Fig. 6. Protein markers of oxidative stress (ROS) and macrophage activation are diffusely increased in biopsies of stone patients.

a–d Representative multi-fluorescence confocal images of kidney papillary biopsies from stone patients and reference nephrectomy tissue specimens (n = 4 stone and n = 4 refence independent tissue specimens) stained for phospho-c-JUN (p-c-Jun, marker of ROS), CD68 (activated macrophages) and Aquaporin1 (AQP-1, marker for thin descending limbs and descending vasa recta). Images were analyzed using volumetric tissue exploration and analysis (VTEA) software and the resulting outcomes are shown in (e) and (f) for p-c-JUN and CD68 as percentages of total cells in each tissue. Box plots show mean, interquartile range, minimum and maximum values. Boxed areas in (a) and (c) are enlarged in (b) and (d), respectively. Arrows in d shows CD68+ macrophages. Scale bars are 250 µm (a and c) and 100 µm (b–d). * p = 0.03 and 0.01 for reference vs. control for p-c-JUN and CD68, respectively, using a two tailed unpaired t-test.

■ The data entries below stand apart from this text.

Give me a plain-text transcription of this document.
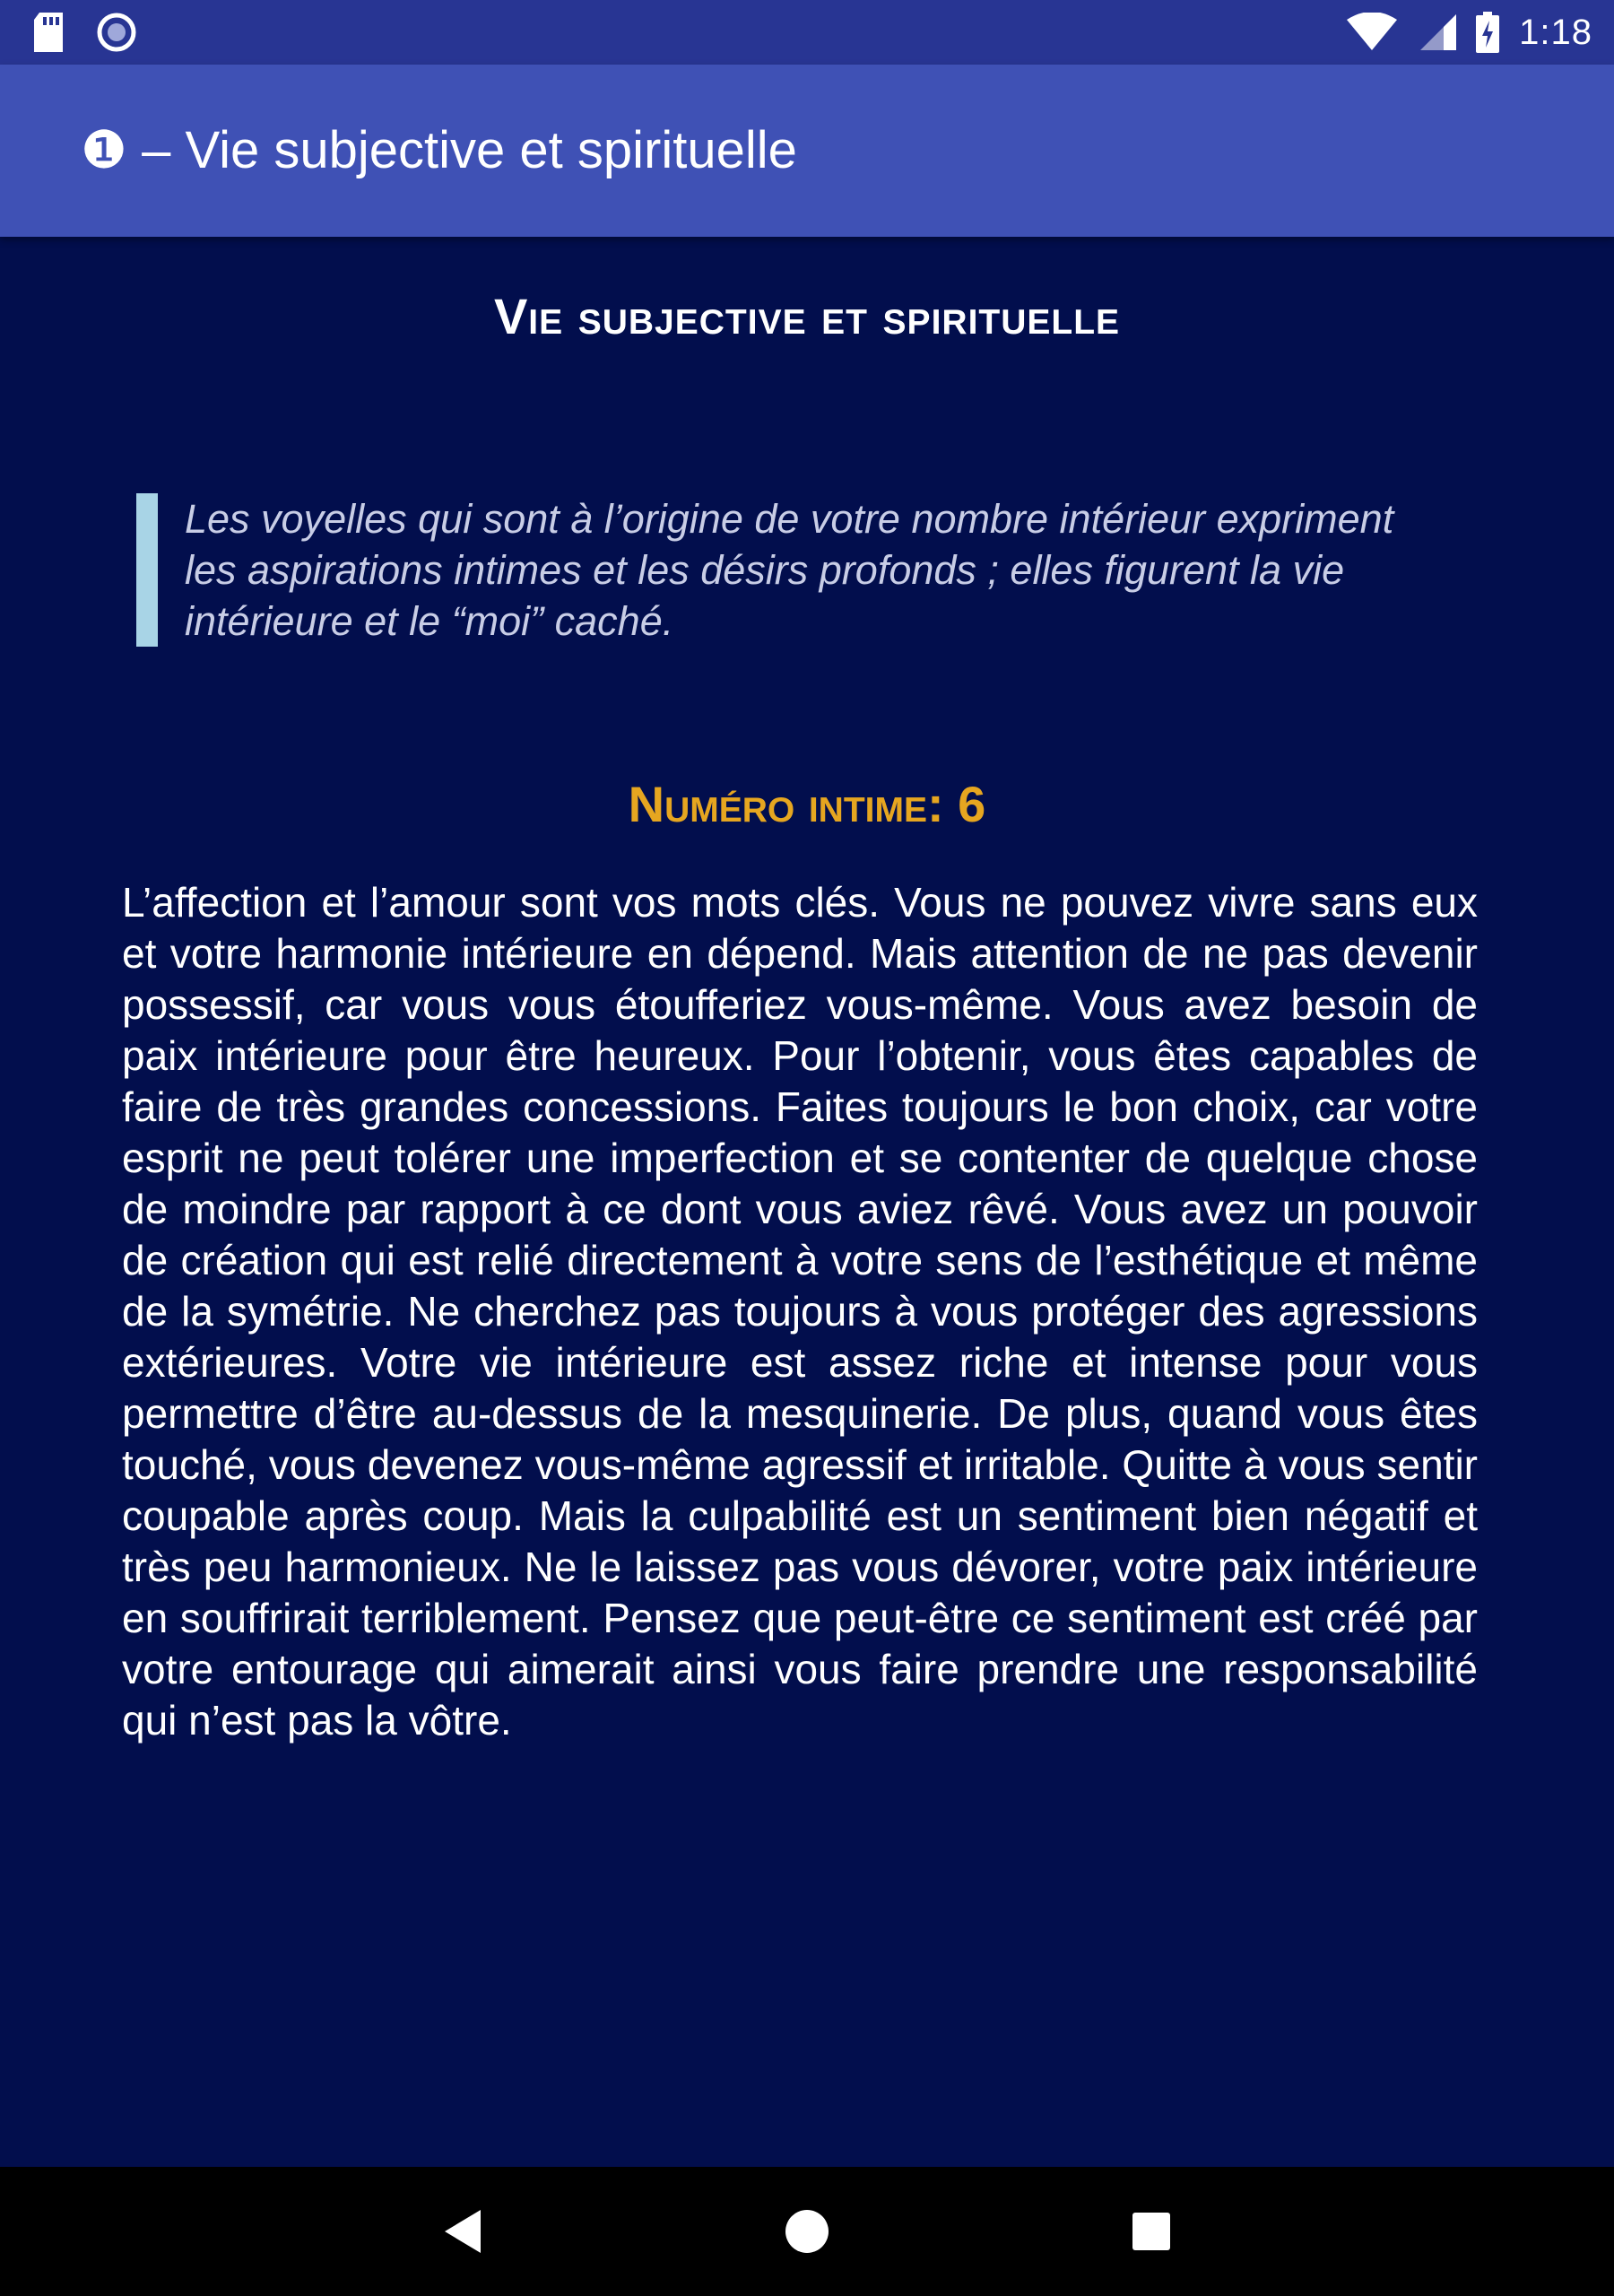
1:18
❶ – Vie subjective et spirituelle
Vie subjective et spirituelle
Les voyelles qui sont à l’origine de votre nombre intérieur expriment les aspirations intimes et les désirs profonds ; elles figurent la vie intérieure et le “moi” caché.
Numéro intime: 6
L’affection et l’amour sont vos mots clés. Vous ne pouvez vivre sans eux et votre harmonie intérieure en dépend. Mais attention de ne pas devenir possessif, car vous vous étoufferiez vous-même. Vous avez besoin de paix intérieure pour être heureux. Pour l’obtenir, vous êtes capables de faire de très grandes concessions. Faites toujours le bon choix, car votre esprit ne peut tolérer une imperfection et se contenter de quelque chose de moindre par rapport à ce dont vous aviez rêvé. Vous avez un pouvoir de création qui est relié directement à votre sens de l’esthétique et même de la symétrie. Ne cherchez pas toujours à vous protéger des agressions extérieures. Votre vie intérieure est assez riche et intense pour vous permettre d’être au-dessus de la mesquinerie. De plus, quand vous êtes touché, vous devenez vous-même agressif et irritable. Quitte à vous sentir coupable après coup. Mais la culpabilité est un sentiment bien négatif et très peu harmonieux. Ne le laissez pas vous dévorer, votre paix intérieure en souffrirait terriblement. Pensez que peut-être ce sentiment est créé par votre entourage qui aimerait ainsi vous faire prendre une responsabilité qui n’est pas la vôtre.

Fig. 7. MMP7 and MMP9 levels are increased in urine of CaOx stone patients and correlate with disease activity.

Urine samples were taken either from CaOx stone patients undergoing surgery for stone removal (active stone formers, SF, N = 18) or from patients who had previously been stone formers (Inactive SF, N = 18) or from healthy volunteers (N = 20). Demographics and relevant clinical variables for each group are presented in Supplementary Table 4. Samples were assayed for urine MMP7, MMP9, and urine creatinine (Cr) by ELISA according to the manufacturer’s instructions. Samples are plotted as log₁₀(ng MMP/mg Cr, top panel for MMP9 and bottom panel for MMP7). Statistical comparisons between groups were done using two-tailed ANOVA with the Tukey-Kramer post hoc test.